I remember when I moved out of my parents house, that figuring out where “home” was was something I thought about. Was I coming home from college for the summer, or visiting my parents for three months? Was I leaving home for four years, or moving to a new one?
It took me awhile to feel comfortable calling my college dorm room “home.” (And I’m not convinced I ever really did… I never felt that connected to Miami.)
The fall after I graduated, I moved to Colorado and finally felt like I’d landed. Maryland had been my home because my parents lived there and I grew up in the same house for 18 years. But I knew that house, and Maryland, wouldn’t be home forever.
Although I’d only driven through Colorado once or twice as a child on family road trips, being here and living here felt right. I moved around a lot at first, but as the years went by, I realized I identified myself as being “from” Colorado instead of Maryland. All my apartments and houses I’ve lived in over the past 14 years were homes for me. When I moved to Boulder, my connection to the state and to this particular town was stronger than ever. The air, the trails, the routes, the coffee shops… they fit.
And now, I’m leaving on a new adventure with my new husband. We’re leaving Colorado. We’re leaving Bolder. We’re leaving our apartment and putting all our material possessions in a 10′ x 15′ storage unit.
We’re moving to Hawaii for six months and then plan to travel through the US for a year when we return. We’ll have only clothes and a few essentials with us in Hawaii. A van for the road trip. Our possessions could be in storage for almost two years.
So where is home? It’s a question I have been pondering and mulling over recently. A good friend of mine has a great attitude about it: Wherever you are that day, is home.
Wherever we are.
Wherever we are. It’s a new perspective for me. One that intrigues and tantalizes. I want to explore it and feel it and notice it. I want to sit with it and say it to myself over and over. “I am home wherever I am.” Will it be challenging? Or will it feel natural right away? How will this new perspective effect other perspectives in my future? Will I find more or less meaning in tangible objects? Will I end up traveling nomad-style for longer? Or will I long to “nest”?

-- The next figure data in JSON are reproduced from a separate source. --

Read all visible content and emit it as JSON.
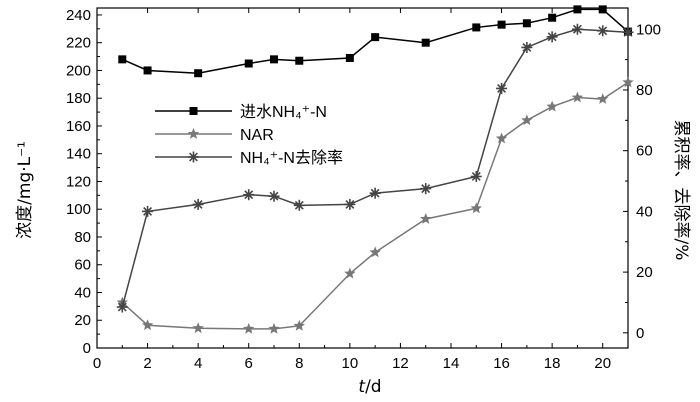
{
  "chart_data": {
    "type": "line",
    "xlabel_italic": "t",
    "xlabel_unit": "/d",
    "ylabel_left": "浓度/mg·L⁻¹",
    "ylabel_right": "累积率、去除率/%",
    "xlim": [
      0,
      21
    ],
    "ylim_left": [
      0,
      245
    ],
    "ylim_right": [
      -5,
      107
    ],
    "x_ticks": [
      "0",
      "2",
      "4",
      "6",
      "8",
      "10",
      "12",
      "14",
      "16",
      "18",
      "20"
    ],
    "y_left_ticks": [
      "0",
      "20",
      "40",
      "60",
      "80",
      "100",
      "120",
      "140",
      "160",
      "180",
      "200",
      "220",
      "240"
    ],
    "y_right_ticks": [
      "0",
      "20",
      "40",
      "60",
      "80",
      "100"
    ],
    "legend_position": "left-center",
    "series": [
      {
        "name": "进水NH₄⁺-N",
        "axis": "left",
        "marker": "square",
        "color": "#000000",
        "x": [
          1,
          2,
          4,
          6,
          7,
          8,
          10,
          11,
          13,
          15,
          16,
          17,
          18,
          19,
          20,
          21
        ],
        "y": [
          208,
          200,
          198,
          205,
          208,
          207,
          209,
          224,
          220,
          231,
          233,
          234,
          238,
          244,
          244,
          228
        ]
      },
      {
        "name": "NAR",
        "axis": "right",
        "marker": "star",
        "color": "#777777",
        "x": [
          1,
          2,
          4,
          6,
          7,
          8,
          10,
          11,
          13,
          15,
          16,
          17,
          18,
          19,
          20,
          21
        ],
        "y": [
          10,
          2.5,
          1.5,
          1.3,
          1.3,
          2.3,
          19.5,
          26.5,
          37.5,
          41,
          64,
          70,
          74.5,
          77.5,
          77,
          82.5
        ]
      },
      {
        "name": "NH₄⁺-N去除率",
        "axis": "right",
        "marker": "asterisk",
        "color": "#444444",
        "x": [
          1,
          2,
          4,
          6,
          7,
          8,
          10,
          11,
          13,
          15,
          16,
          17,
          18,
          19,
          20,
          21
        ],
        "y": [
          8.5,
          40,
          42.3,
          45.5,
          45,
          42,
          42.3,
          46,
          47.5,
          51.5,
          80.5,
          94,
          97.5,
          100,
          99.5,
          99
        ]
      }
    ]
  }
}
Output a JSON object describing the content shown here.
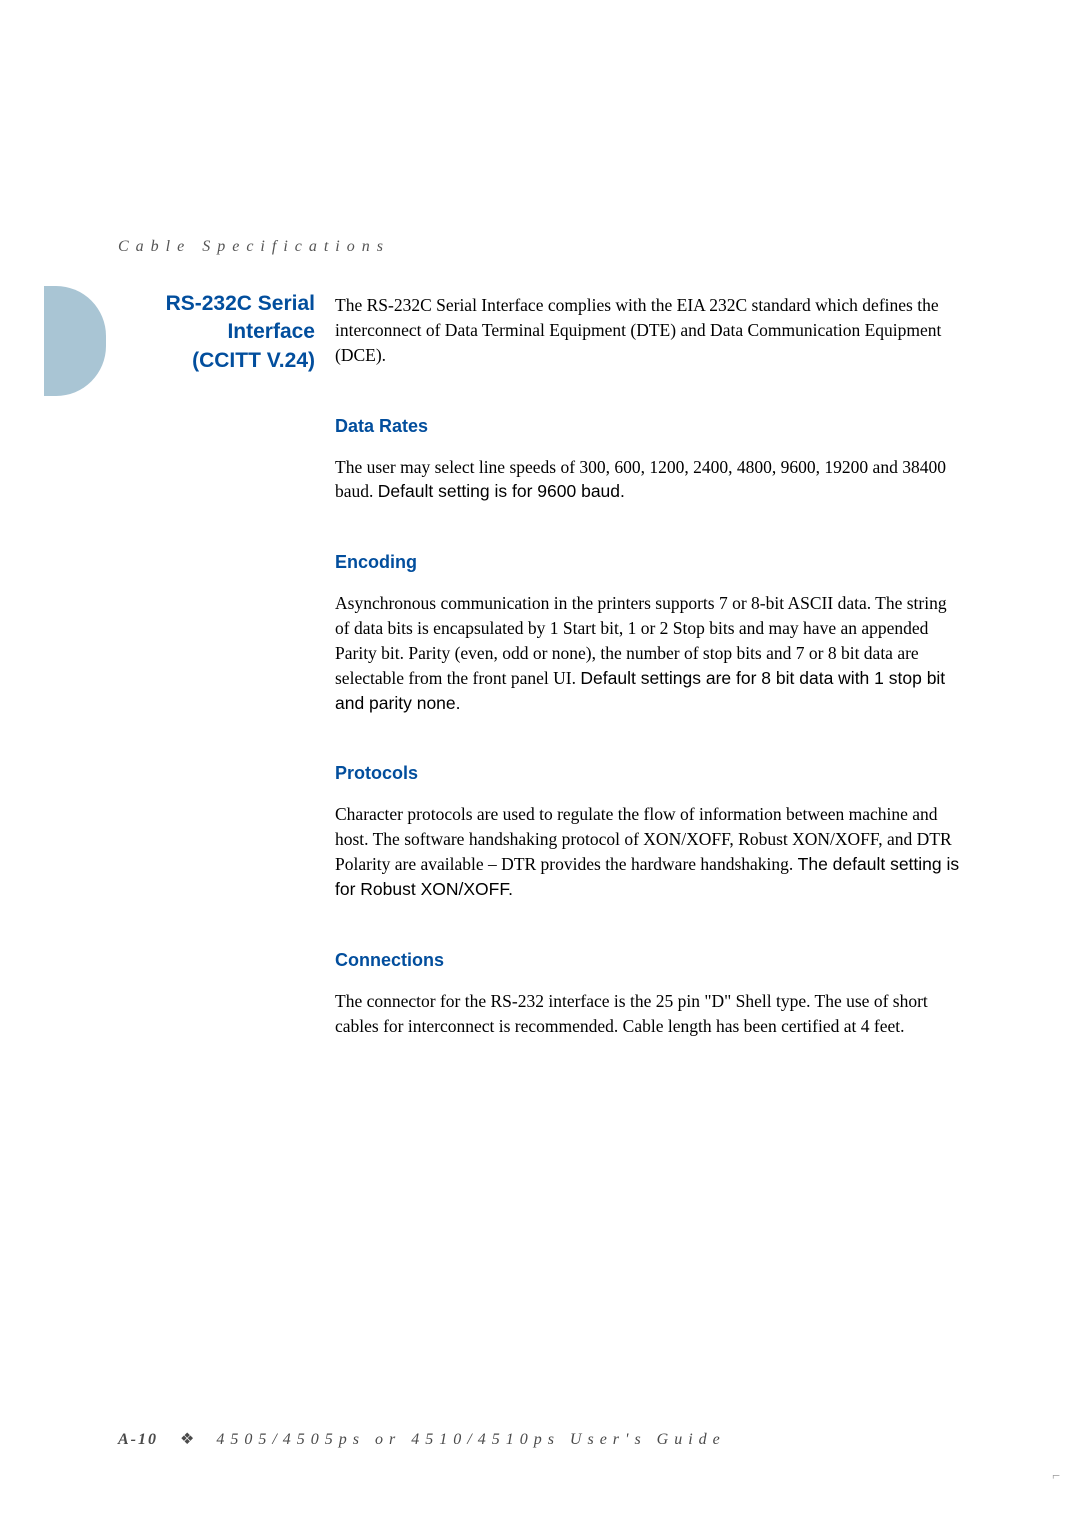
{
  "header": {
    "running_title": "Cable Specifications"
  },
  "section": {
    "title_line1": "RS-232C Serial",
    "title_line2": "Interface",
    "title_line3": "(CCITT V.24)",
    "intro": "The RS-232C Serial Interface complies with the EIA 232C standard which defines the interconnect of Data Terminal Equipment (DTE) and Data Communication Equipment (DCE)."
  },
  "subsections": {
    "data_rates": {
      "title": "Data Rates",
      "text_a": "The user may select line speeds of 300, 600, 1200, 2400, 4800, 9600, 19200 and 38400 baud. ",
      "text_b": "Default setting is for 9600 baud."
    },
    "encoding": {
      "title": "Encoding",
      "text_a": "Asynchronous communication in the printers supports 7 or 8-bit ASCII data. The string of data bits is encapsulated by 1 Start bit, 1 or 2 Stop bits and may have an appended Parity bit. Parity (even, odd or none), the number of stop bits and 7 or 8 bit data are selectable from the front panel UI. ",
      "text_b": "Default settings are for 8 bit data with 1 stop bit and parity none."
    },
    "protocols": {
      "title": "Protocols",
      "text_a": "Character protocols are used to regulate the flow of information between machine and host. The software handshaking protocol of XON/XOFF, Robust XON/XOFF, and DTR Polarity are available – DTR provides the hardware handshaking. ",
      "text_b": "The default setting is for Robust XON/XOFF."
    },
    "connections": {
      "title": "Connections",
      "text": "The connector for the RS-232 interface is the 25 pin \"D\" Shell type. The use of short cables for interconnect is recommended. Cable length has been certified at 4 feet."
    }
  },
  "footer": {
    "page_number": "A-10",
    "guide_title": "4505/4505ps or 4510/4510ps User's Guide"
  },
  "styling": {
    "accent_color": "#024e9d",
    "tab_color": "#a9c5d4",
    "body_color": "#000000",
    "header_color": "#555555",
    "background": "#ffffff"
  }
}
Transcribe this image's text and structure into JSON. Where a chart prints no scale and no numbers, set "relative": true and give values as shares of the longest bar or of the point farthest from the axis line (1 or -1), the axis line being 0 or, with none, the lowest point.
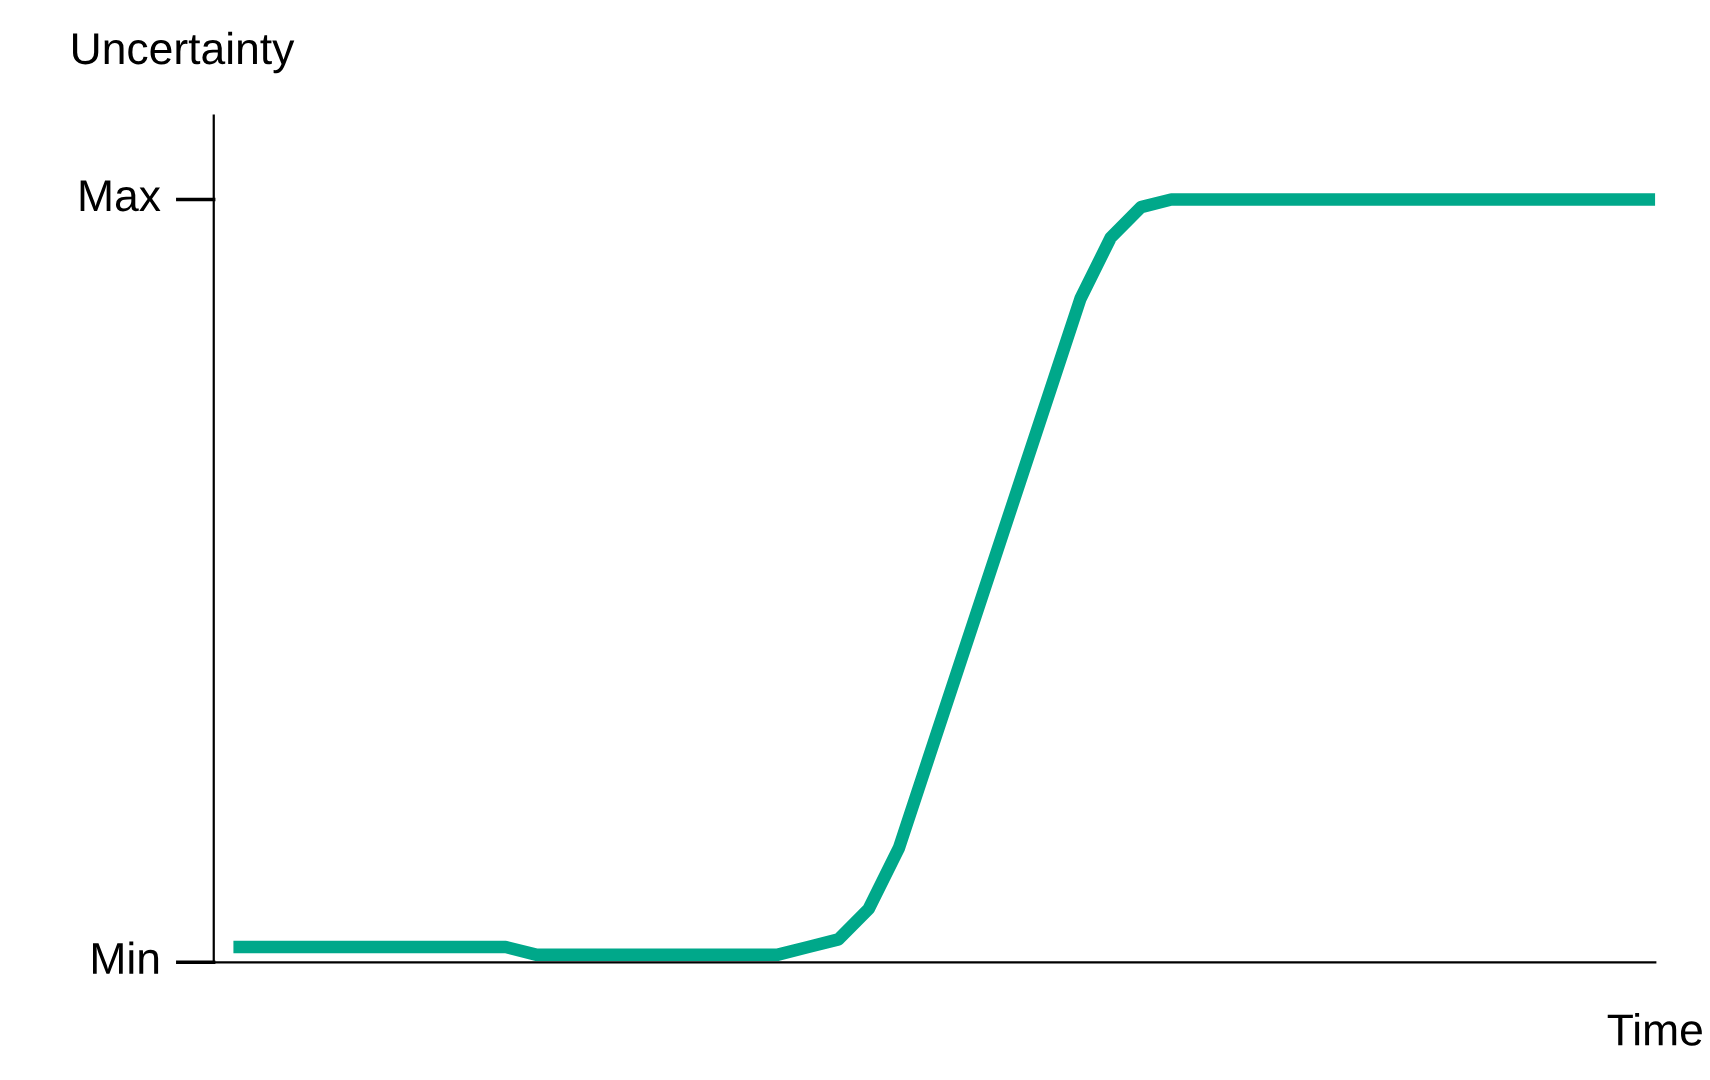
{
  "chart_data": {
    "type": "line",
    "ylabel": "Uncertainty",
    "xlabel": "Time",
    "categories": [
      null,
      null,
      null,
      null,
      null,
      null,
      null,
      null,
      null,
      null,
      null,
      null,
      null,
      null,
      null,
      null,
      null,
      null,
      null,
      null,
      null,
      null,
      null,
      null,
      null,
      null,
      null,
      null,
      null,
      null,
      null,
      null,
      null,
      null,
      null,
      null,
      null,
      null,
      null,
      null,
      null,
      null,
      null,
      null,
      null,
      null,
      null,
      null
    ],
    "series": [
      {
        "color": "#00a88a",
        "values": [
          0.02,
          0.02,
          0.02,
          0.02,
          0.02,
          0.02,
          0.02,
          0.02,
          0.02,
          0.02,
          0.01,
          0.01,
          0.01,
          0.01,
          0.01,
          0.01,
          0.01,
          0.01,
          0.01,
          0.02,
          0.03,
          0.07,
          0.15,
          0.27,
          0.39,
          0.51,
          0.63,
          0.75,
          0.87,
          0.95,
          0.99,
          1.0,
          1.0,
          1.0,
          1.0,
          1.0,
          1.0,
          1.0,
          1.0,
          1.0,
          1.0,
          1.0,
          1.0,
          1.0,
          1.0,
          1.0,
          1.0,
          1.0
        ]
      }
    ],
    "relative": true,
    "annotations": [
      "Min",
      "Max"
    ],
    "grid": false,
    "legend": false,
    "marker": "none",
    "line_style": "solid"
  }
}
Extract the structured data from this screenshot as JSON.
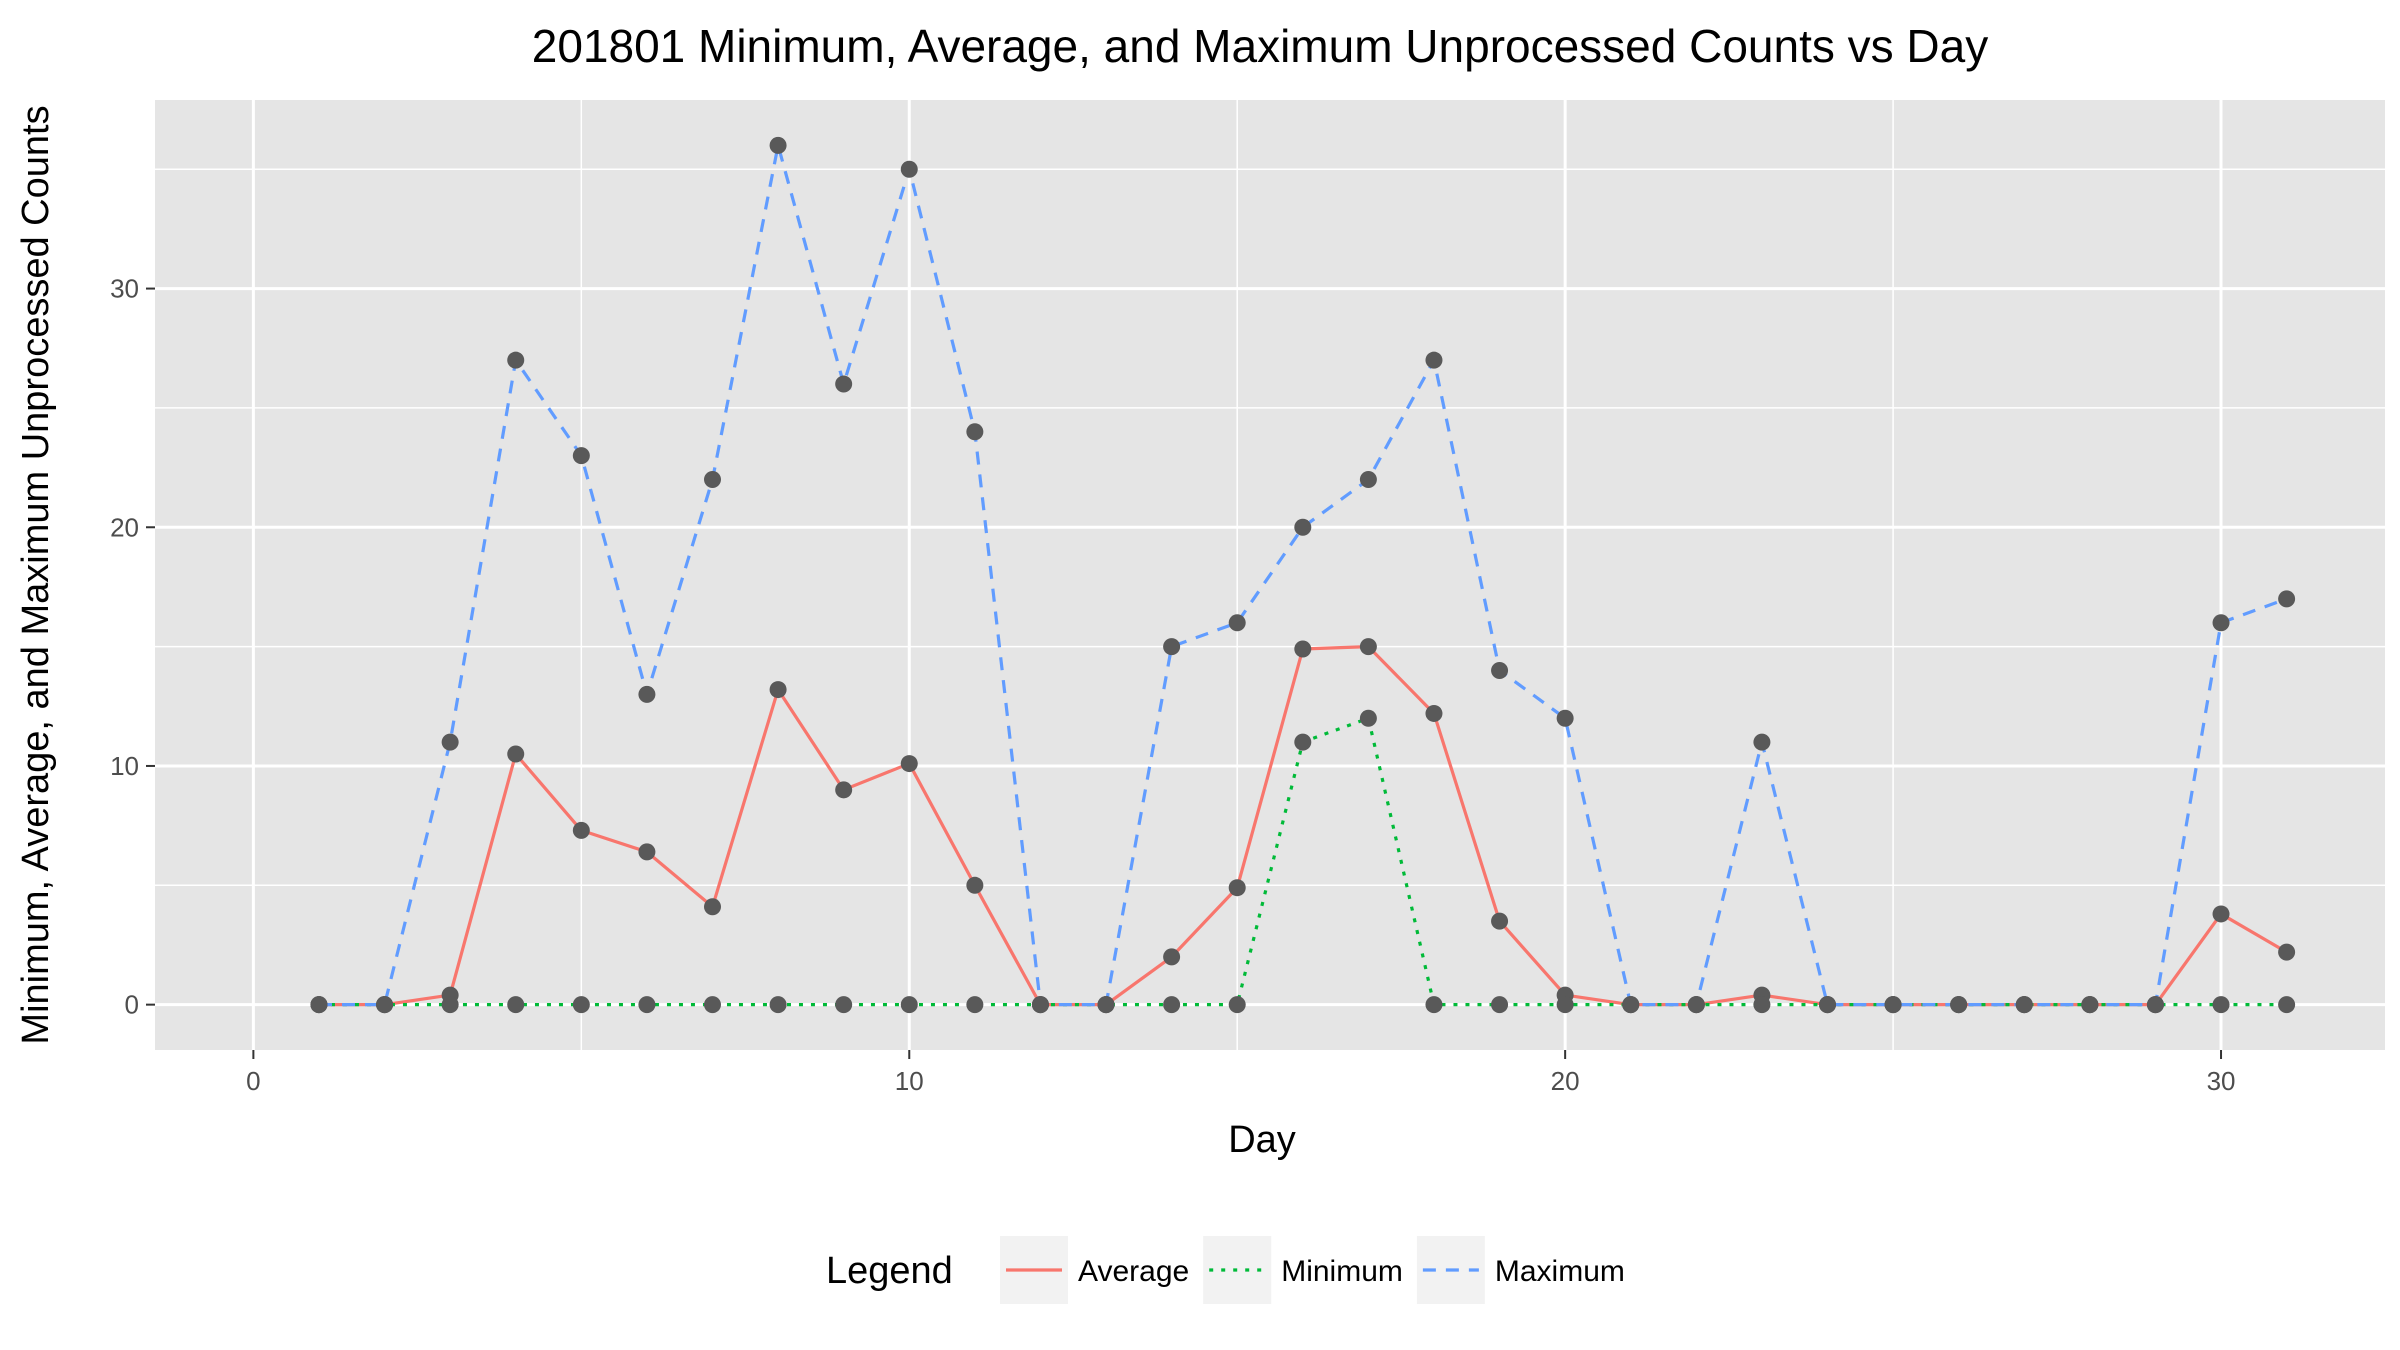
{
  "chart_data": {
    "type": "line",
    "title": "201801 Minimum, Average, and Maximum Unprocessed Counts vs Day",
    "xlabel": "Day",
    "ylabel": "Minimum, Average, and Maximum Unprocessed Counts",
    "xlim": [
      -1.5,
      32.5
    ],
    "ylim": [
      -1.9,
      37.9
    ],
    "x_ticks": [
      0,
      10,
      20,
      30
    ],
    "y_ticks": [
      0,
      10,
      20,
      30
    ],
    "grid": true,
    "legend_position": "bottom",
    "legend_title": "Legend",
    "x": [
      1,
      2,
      3,
      4,
      5,
      6,
      7,
      8,
      9,
      10,
      11,
      12,
      13,
      14,
      15,
      16,
      17,
      18,
      19,
      20,
      21,
      22,
      23,
      24,
      25,
      26,
      27,
      28,
      29,
      30,
      31
    ],
    "series": [
      {
        "name": "Average",
        "color": "#F8766D",
        "dash": "solid",
        "values": [
          0,
          0,
          0.4,
          10.5,
          7.3,
          6.4,
          4.1,
          13.2,
          9.0,
          10.1,
          5.0,
          0,
          0,
          2.0,
          4.9,
          14.9,
          15.0,
          12.2,
          3.5,
          0.4,
          0,
          0,
          0.4,
          0,
          0,
          0,
          0,
          0,
          0,
          3.8,
          2.2
        ]
      },
      {
        "name": "Minimum",
        "color": "#00BA38",
        "dash": "dotted",
        "values": [
          0,
          0,
          0,
          0,
          0,
          0,
          0,
          0,
          0,
          0,
          0,
          0,
          0,
          0,
          0,
          11,
          12,
          0,
          0,
          0,
          0,
          0,
          0,
          0,
          0,
          0,
          0,
          0,
          0,
          0,
          0
        ]
      },
      {
        "name": "Maximum",
        "color": "#619CFF",
        "dash": "dashed",
        "values": [
          0,
          0,
          11,
          27,
          23,
          13,
          22,
          36,
          26,
          35,
          24,
          0,
          0,
          15,
          16,
          20,
          22,
          27,
          14,
          12,
          0,
          0,
          11,
          0,
          0,
          0,
          0,
          0,
          0,
          16,
          17
        ]
      }
    ],
    "point_color": "#595959",
    "panel_background": "#E5E5E5",
    "grid_color": "#FFFFFF"
  }
}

The concept of home has infinite variations. I love that about our world. Maybe Colorado was a stopping point in learning where my true home actually is. For me—today—it’s here. Right where I am. Wherever I am.
October 1, 2009 at 2:37 pm
Well said dear friend! I love that definition of home! Yes, I grew up in VA and that is a home of sorts, TX is where I think I really became “me” so that holds a big place in my heart as home. But I love the life I have in CO with my wonderful family and friends. So home is here, because I am. =) And I am going to miss you guys terribly! Much love and best wishes on your new adventures!!!
October 2, 2009 at 1:43 pm
Wow – Hawaii – that sounds wonderful!
October 4, 2009 at 9:19 pm
I look forward to following your new adventures. That’s a great perspective to have. good luck!
October 8, 2009 at 5:34 pm
Oh the universe is incredibly funny sometimes, as I was just thinking of this same exact thing. I’m embarking on a road trip of my own and wanting to sink more into the feeling that home is wherever I am. I know this trip will strengthen that for me and I am sure yours will for you as well.
I look forward to hearing how things go for you in Hawaii and beyond. I’m so excited for your trip! Hope you and your hubby have a blast!
Lydia
(@lydiology)
October 11, 2009 at 6:15 pm
Lydia – Thank you so much for your kind words. What does your road trip look like? When do you leave?
October 19, 2009 at 7:59 am
Well, I’m on the trip right now! It began in the beginning of October and will conclude sometime in June. I’m heading all over the country. At the Red River Gorge right now, heading to the East coast for a bit and then heading Southwest for the winter, California and Pacific Northwest in winter/spring, swinging back around to Indiana in the beginning of summer.